Ostatnia dekada to intensywna praca edukatorów i edukatorek nad szerzeniem w Polsce rzetelnej wiedzy dotyczącej seksu, seksualności i cielesności. John Bancfrot (2011) definiuje seksualność jako aspekt jego kondycji przejawiający się w postaci pożądania lub pragnienia, towarzyszących im fizjologicznie zdeterminowanych odpowiedzi seksualnych i zachowań prowadzących do orgazmu lub przynajmniej do sprawiającego przyjemność podniecenia, występujących często między dwojgiem ludzi, lecz nierzadko także praktykowanych samotnie. W tym kontekście zjawisko aseksualności stanowi szczególne doświadczanie własnej seksualności, które obecnie rozumiane jest jako trwały brak pociągu seksualnego do jakiejkolwiek płci, który nie wynika z zaburzeń fizjologicznych, fizycznych czy psychologicznych. Aseksualność jest często określana jako orientacja seksualna. Dzieje się tak, ponieważ aseksualność jest zazwyczaj rozumiana w kategoriach wzorców pociągu seksualnego, a nie doświadczeń pożądania, podniecenia lub seksu, a także ponieważ aseksualność jest stabilna i może stanowić część czyjejś tożsamości. Patrząc w ten sposób, bycie aseksualnym oznacza przejawienie pociągu seksualnego dosłownie do nikogo, tak jak bycie biseksualistą oznacza pociąganie seksualne do mężczyzn i kobiet. Trzeba wyraźnie podkreślić, że aseksualność nie jest zaburzeniem, a osoby aseksualne nie chcą być leczonymi (bardziej otoczenie lub partnerzy mają taką potrzebę). W ich przypadku brak ochoty na seks jest naturalną kondycją, a według współczesnych badaczy przyczyn należy szukać zarówno w genetyce jak i w środowisku.

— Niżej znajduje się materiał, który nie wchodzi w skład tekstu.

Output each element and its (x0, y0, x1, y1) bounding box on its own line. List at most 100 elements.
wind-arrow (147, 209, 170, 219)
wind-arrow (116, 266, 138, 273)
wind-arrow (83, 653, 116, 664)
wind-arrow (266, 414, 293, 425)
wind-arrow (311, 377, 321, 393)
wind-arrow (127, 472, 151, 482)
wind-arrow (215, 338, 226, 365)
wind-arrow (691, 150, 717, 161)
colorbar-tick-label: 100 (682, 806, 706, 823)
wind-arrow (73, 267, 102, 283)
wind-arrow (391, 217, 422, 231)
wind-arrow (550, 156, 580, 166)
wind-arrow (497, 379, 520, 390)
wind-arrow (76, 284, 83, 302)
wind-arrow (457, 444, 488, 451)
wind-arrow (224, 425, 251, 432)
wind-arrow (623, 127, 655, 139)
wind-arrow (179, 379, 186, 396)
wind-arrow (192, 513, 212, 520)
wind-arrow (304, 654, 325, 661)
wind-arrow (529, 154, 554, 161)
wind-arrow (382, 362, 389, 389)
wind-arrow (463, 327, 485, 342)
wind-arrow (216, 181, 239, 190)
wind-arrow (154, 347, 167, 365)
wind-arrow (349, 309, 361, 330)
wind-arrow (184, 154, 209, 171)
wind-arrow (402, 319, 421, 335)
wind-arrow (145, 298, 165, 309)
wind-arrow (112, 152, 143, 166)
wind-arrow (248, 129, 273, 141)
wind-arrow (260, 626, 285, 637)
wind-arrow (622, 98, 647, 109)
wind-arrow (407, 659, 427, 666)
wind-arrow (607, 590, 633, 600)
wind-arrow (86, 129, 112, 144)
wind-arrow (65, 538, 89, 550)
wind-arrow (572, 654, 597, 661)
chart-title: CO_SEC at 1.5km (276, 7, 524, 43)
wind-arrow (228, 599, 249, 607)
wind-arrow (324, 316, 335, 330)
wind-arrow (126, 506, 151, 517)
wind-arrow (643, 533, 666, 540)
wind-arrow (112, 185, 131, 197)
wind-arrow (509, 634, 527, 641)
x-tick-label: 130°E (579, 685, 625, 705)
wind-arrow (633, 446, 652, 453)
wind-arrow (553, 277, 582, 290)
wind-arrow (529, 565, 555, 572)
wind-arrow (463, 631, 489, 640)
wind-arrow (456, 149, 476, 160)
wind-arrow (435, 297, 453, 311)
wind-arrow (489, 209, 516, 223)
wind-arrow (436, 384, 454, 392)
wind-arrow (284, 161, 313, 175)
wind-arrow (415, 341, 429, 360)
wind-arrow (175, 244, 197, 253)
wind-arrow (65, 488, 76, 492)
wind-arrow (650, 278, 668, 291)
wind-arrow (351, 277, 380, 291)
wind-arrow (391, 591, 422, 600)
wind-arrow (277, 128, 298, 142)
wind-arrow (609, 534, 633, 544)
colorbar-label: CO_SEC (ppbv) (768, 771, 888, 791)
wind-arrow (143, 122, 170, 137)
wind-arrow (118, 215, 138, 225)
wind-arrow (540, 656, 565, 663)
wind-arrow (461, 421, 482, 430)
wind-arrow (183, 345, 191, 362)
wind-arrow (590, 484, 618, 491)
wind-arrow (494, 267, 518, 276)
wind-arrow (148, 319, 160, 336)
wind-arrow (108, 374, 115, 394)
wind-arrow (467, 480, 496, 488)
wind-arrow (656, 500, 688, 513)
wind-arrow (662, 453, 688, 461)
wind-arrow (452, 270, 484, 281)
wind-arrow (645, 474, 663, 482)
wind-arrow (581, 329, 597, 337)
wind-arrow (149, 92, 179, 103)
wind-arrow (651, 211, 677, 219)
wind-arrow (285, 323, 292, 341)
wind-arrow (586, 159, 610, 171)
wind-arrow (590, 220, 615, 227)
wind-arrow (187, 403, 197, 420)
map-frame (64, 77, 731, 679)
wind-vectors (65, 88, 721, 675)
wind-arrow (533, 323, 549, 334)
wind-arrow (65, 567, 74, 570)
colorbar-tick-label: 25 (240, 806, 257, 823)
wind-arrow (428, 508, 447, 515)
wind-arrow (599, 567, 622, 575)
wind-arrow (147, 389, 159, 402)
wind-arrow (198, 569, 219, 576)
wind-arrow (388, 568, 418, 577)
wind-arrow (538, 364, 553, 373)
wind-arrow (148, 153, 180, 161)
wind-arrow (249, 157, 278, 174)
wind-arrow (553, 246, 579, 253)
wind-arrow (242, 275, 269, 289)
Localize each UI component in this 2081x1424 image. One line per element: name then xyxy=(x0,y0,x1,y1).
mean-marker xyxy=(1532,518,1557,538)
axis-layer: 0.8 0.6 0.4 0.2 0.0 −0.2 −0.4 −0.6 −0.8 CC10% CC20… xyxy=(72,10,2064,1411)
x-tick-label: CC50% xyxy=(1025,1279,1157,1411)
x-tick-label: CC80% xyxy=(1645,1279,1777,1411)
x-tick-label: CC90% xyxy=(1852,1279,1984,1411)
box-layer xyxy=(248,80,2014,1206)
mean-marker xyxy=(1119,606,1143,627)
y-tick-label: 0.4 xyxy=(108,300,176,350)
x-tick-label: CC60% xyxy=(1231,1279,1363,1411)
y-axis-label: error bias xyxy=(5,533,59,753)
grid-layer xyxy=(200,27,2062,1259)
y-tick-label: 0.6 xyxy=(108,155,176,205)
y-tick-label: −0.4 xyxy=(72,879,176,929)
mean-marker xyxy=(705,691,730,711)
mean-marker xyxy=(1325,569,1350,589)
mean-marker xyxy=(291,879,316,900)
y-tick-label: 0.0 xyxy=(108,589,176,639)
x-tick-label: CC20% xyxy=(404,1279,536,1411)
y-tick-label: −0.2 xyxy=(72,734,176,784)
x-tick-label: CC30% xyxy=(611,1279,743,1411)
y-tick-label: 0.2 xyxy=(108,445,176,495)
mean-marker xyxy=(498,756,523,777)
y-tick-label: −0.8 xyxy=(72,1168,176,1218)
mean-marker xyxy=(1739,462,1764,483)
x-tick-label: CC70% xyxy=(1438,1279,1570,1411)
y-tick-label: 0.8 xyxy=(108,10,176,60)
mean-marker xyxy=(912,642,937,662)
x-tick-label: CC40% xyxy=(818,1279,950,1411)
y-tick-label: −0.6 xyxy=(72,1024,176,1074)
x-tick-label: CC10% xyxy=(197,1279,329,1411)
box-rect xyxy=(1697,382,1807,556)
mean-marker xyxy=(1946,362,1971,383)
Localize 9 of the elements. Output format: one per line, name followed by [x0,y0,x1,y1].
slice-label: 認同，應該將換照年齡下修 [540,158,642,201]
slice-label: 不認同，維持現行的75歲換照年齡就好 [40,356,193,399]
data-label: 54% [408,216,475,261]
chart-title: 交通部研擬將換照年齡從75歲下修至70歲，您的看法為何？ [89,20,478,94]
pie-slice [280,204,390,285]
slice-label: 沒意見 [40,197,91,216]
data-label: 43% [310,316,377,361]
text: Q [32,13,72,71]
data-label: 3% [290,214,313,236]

W centrum dyskursu dot. aseksualności znajduje się teza o tym, że pociąg seksualny może być rozdzielony od różnorodnych form seksualnych i romantycznych zachowań. Co pozwala dopuścić myśl o tym, że osoby aseksualne mają doświadczenia seksualne. Badania przeprowadzone przez Martę Siekierską i współ. na grupie 34 osób aseksualnych pokazują, że 85,4% badanych nie odczuwało napięcia seksualnego. Dla 8,8% osób masturbacja była jedynym sposobem jego rozładowanie (4 wskazania) oraz oglądanie pornografii (2 wskazania).
Aseksaulność podważa ideę wszechobecnej ludzkiej seksualności i zarazem wskazuje, że być może nadużyciem jest postrzeganie jednostki przez pryzmat pociągu seksualnego. Tym bardziej, że to tylko jeden z możliwych aspektów przyciągania się ludzi nawzajem. Ilustracją dla tej tezy niech będzie wypowiedź z forum SEA (Sieci Edukacji Aseksualnej) „W naszym przypadku do stosunków po prostu nie dochodzi, ale to nie znaczy, że mamy być sami, że nie potrzebujemy w życiu wsparcia drugiego człowieka, możemy budować szczęśliwą relację na solidnych, choć innych niż seks, fundamentach.